Noto is another Sicilian town in Italy that was destroyed by the huge (7.4) 1693 earthquake, which was the most powerful in Italian history and destroyed many cities. It is the showcase for Baroque of Val d Noto architecture. For a relatively small city, it has been graced with a number of beautiful buildings, as evidenced by the number on the UNESCO World Heritage list. This is particularly true for Basilica di San Nicolo (the Duomo), Palazzo Ducezio (City Hall) and Palazzo Nicolai di Villadorata, the1737 Baroque style mansion of dramatically frescoed and painted walls and ceiling of its ballroom. Even this grand three-quarter block-long Palazzo, however, pales in comparison with the even larger, gander Palazzo Trigona.
The city has dozens of beautiful (especially their exteriors) churches and some with unusual features, such as Chiesa di Montevergini’s concave and San Domenico’s convex façades, Santa Chiara’s oval interior. Interiors, however, tend to be much less elaborately decorated—usually white, with few paintings or frescos, perhaps some stucco or gold trim—than their counterparts that we visited in Rome, Amalfi and even Palermo.
Most of these grand structures are built of the local, white tufa limestone that turns a soft, honey color in the sunlight. Nowhere is this shown to greater effect than on the west-facing façade of San Salvatore at sunset. A close second is the glow of the nighttime-lighted Duomo.
A Mastrra was our choice for our one dinner in Noto. We chose two very nice main dishes. Spaghetti with olive oil and sea urchin was very good, although Mediterranean sea urchin seems to be similarly earthy, but less sweet and somewhat more acidic than we are familiar with from California. We, however, had no reservations with the fish soup with swordfish, prawns, clams, mussels an calamari in a rich, flavorful tomato sauce. But how to pair a wine with such different dishes? Our server had a just the answer, a young, light, minerally, slightly fruity red from the volcanic soil and cool climate of Mt. Etna. In this case, a 2016 Tornator Etna Rosso that is a blend of two indigenous grapes, Nerelo Moscalese and Nerello Cappuccio.
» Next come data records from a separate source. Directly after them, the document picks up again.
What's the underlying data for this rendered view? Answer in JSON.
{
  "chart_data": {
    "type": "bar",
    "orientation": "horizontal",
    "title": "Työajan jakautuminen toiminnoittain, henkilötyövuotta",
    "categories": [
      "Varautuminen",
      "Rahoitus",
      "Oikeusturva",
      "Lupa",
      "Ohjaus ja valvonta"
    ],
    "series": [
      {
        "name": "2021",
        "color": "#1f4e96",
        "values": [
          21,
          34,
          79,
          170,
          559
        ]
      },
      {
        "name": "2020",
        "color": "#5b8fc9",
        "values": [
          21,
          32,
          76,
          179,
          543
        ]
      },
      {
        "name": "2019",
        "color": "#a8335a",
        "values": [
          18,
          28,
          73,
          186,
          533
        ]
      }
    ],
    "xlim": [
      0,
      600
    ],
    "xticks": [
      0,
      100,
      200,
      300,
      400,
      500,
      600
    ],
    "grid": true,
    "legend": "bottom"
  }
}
Nor could we resist the lure of a local ricotta cannoli, our first of the trip. Our server, however, felt that we could not truly enjoy this without another local specialty, a deep, brownish, Noto Moscato.
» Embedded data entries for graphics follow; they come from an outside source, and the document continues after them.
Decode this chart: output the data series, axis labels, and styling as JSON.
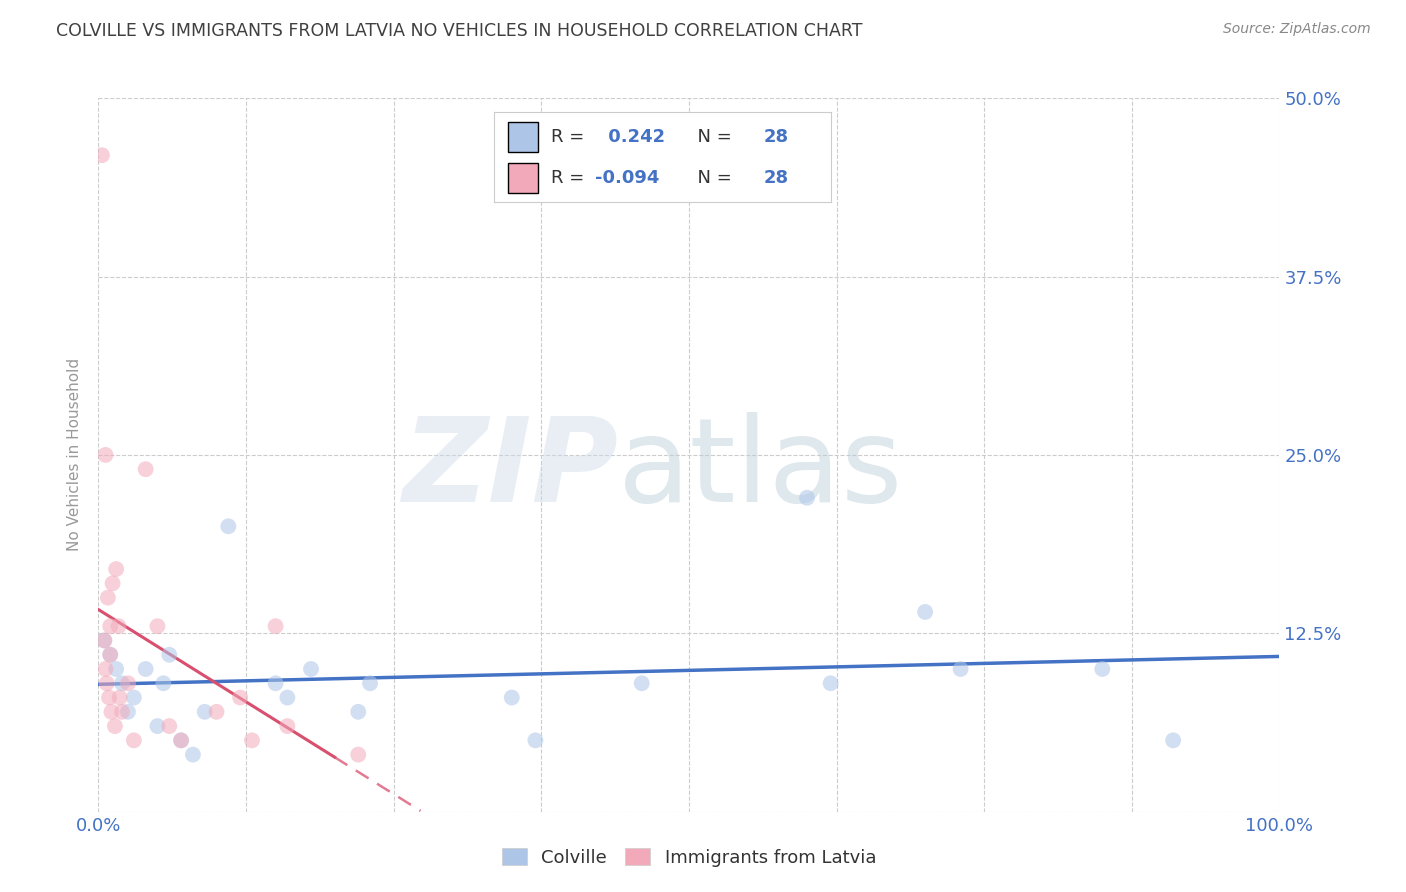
{
  "title": "COLVILLE VS IMMIGRANTS FROM LATVIA NO VEHICLES IN HOUSEHOLD CORRELATION CHART",
  "source": "Source: ZipAtlas.com",
  "ylabel": "No Vehicles in Household",
  "colville_R": 0.242,
  "colville_N": 28,
  "latvia_R": -0.094,
  "latvia_N": 28,
  "colville_color": "#adc6e8",
  "latvia_color": "#f2aabb",
  "colville_line_color": "#4472c4",
  "latvia_line_color": "#d94f6e",
  "bg_color": "#ffffff",
  "grid_color": "#cccccc",
  "title_color": "#404040",
  "source_color": "#888888",
  "axis_tick_color": "#4472c4",
  "ylabel_color": "#999999",
  "xlim": [
    0.0,
    1.0
  ],
  "ylim": [
    0.0,
    0.5
  ],
  "xtick_positions": [
    0.0,
    0.125,
    0.25,
    0.375,
    0.5,
    0.625,
    0.75,
    0.875,
    1.0
  ],
  "xtick_labels": [
    "0.0%",
    "",
    "",
    "",
    "",
    "",
    "",
    "",
    "100.0%"
  ],
  "ytick_positions": [
    0.0,
    0.125,
    0.25,
    0.375,
    0.5
  ],
  "ytick_labels_right": [
    "",
    "12.5%",
    "25.0%",
    "37.5%",
    "50.0%"
  ],
  "colville_x": [
    0.005,
    0.01,
    0.015,
    0.02,
    0.025,
    0.03,
    0.04,
    0.05,
    0.055,
    0.06,
    0.07,
    0.08,
    0.09,
    0.11,
    0.15,
    0.16,
    0.18,
    0.22,
    0.23,
    0.35,
    0.37,
    0.46,
    0.6,
    0.62,
    0.7,
    0.73,
    0.85,
    0.91
  ],
  "colville_y": [
    0.12,
    0.11,
    0.1,
    0.09,
    0.07,
    0.08,
    0.1,
    0.06,
    0.09,
    0.11,
    0.05,
    0.04,
    0.07,
    0.2,
    0.09,
    0.08,
    0.1,
    0.07,
    0.09,
    0.08,
    0.05,
    0.09,
    0.22,
    0.09,
    0.14,
    0.1,
    0.1,
    0.05
  ],
  "latvia_x": [
    0.003,
    0.005,
    0.006,
    0.007,
    0.008,
    0.009,
    0.01,
    0.011,
    0.012,
    0.014,
    0.015,
    0.017,
    0.018,
    0.02,
    0.025,
    0.03,
    0.04,
    0.05,
    0.06,
    0.07,
    0.1,
    0.12,
    0.13,
    0.15,
    0.16,
    0.22,
    0.006,
    0.01
  ],
  "latvia_y": [
    0.46,
    0.12,
    0.1,
    0.09,
    0.15,
    0.08,
    0.11,
    0.07,
    0.16,
    0.06,
    0.17,
    0.13,
    0.08,
    0.07,
    0.09,
    0.05,
    0.24,
    0.13,
    0.06,
    0.05,
    0.07,
    0.08,
    0.05,
    0.13,
    0.06,
    0.04,
    0.25,
    0.13
  ],
  "marker_size": 130,
  "marker_alpha": 0.55,
  "wm_zip_color": "#cddbe8",
  "wm_atlas_color": "#b8ccd8",
  "wm_alpha": 0.45
}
B&B Casa Ronco Camelia. It was clean and in a good location. Street parking was easy. They emailed me in the morning of our arrival asking me what time we would be arriving. As I get email when I am on wifi, I never saw the email. When we arrived at 5 pm (our confirmation showed checking from 2-8), no one was there and no one answered their phone. About 45 minutes later, they returned my call and we agreed to meet in about 10 minutes. Not a great start but he room was clean and bright. The mattress had deep indentations from many uses but it was comfortable. Although our host does not speak English, we figured out things together.She really worked hard to converse with us. It didn’t look like the room had air conditioning which was fine for May but we wondered about August as the temperatures get higher. Breakfast was very good with multiple things to choose from. There was also a washing machine in the kitchen. Not sure if guests could use it or not.